Implicit sexism in the Gauntlet

By Michael Jensen

Editors, the Gauntlet,

Re: "The secret life of Nancy Betkowski," March 8, 2001

I was disturbed by the implicit sexism of Lawrence Bailey’s column on Nancy MacBeth. Bailey overlooked obvious facts. From his first campaign as mayor to today, Ralph Klein has jumped from being a populist NDP’er, to a Liberal (which he left being after it was obvious he would not win the leadership from Laureance Decore) to the Tories. Yet, there are no articles by Bailey or anybody else about Klein being ruthlessly ambitious and power-crazed. Maybe if Ralph changed his name Bailey would write about it. How a woman politician’s name-change is an indication of Machiavellian ambition seems like a double standard to me. The continual double entendres to "Lady Macbeth" imply that all female politicians have to be more subdued in wanting to be Premier during elections or any other time than their male counterparts or be branded with such terms.

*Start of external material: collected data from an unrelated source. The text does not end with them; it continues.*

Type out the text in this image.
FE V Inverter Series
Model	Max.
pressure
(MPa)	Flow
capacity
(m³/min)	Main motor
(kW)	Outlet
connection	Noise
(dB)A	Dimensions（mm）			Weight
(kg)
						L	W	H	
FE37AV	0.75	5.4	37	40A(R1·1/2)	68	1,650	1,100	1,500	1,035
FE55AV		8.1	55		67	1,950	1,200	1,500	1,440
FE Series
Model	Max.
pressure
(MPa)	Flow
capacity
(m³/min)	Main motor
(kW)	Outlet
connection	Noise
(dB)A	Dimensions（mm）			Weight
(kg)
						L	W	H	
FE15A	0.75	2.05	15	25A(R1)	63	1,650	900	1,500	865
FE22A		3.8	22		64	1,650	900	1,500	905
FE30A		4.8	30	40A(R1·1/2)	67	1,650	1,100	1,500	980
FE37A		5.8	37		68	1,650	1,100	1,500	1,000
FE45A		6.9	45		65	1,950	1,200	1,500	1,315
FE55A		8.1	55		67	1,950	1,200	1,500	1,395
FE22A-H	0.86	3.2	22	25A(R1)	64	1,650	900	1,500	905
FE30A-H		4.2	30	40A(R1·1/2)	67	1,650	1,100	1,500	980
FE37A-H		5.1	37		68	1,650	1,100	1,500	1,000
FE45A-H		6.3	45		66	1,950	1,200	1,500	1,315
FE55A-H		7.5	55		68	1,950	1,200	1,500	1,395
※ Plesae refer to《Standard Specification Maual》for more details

To MacBeth’s defence, she was always labelled on the left of the centre-right Lougheed-Getty Tories. That’s where the Alberta Liberals are now as the Tories have veered to
the far right. There’s no significant inconsistency. Only in one-party dictatorships (perhaps Alberta?) are individuals expected to stay with a party for life. Isn’t that what democracy is about–being able to switch parties?

How ironic the Gauntlet advertised its upcoming feminist supplement below Bailey’s column! The ad advertises feminism as a movement thought to be dead. With polemics like Bailey writing for the Gauntlet opinion pages, I’m wondering that too.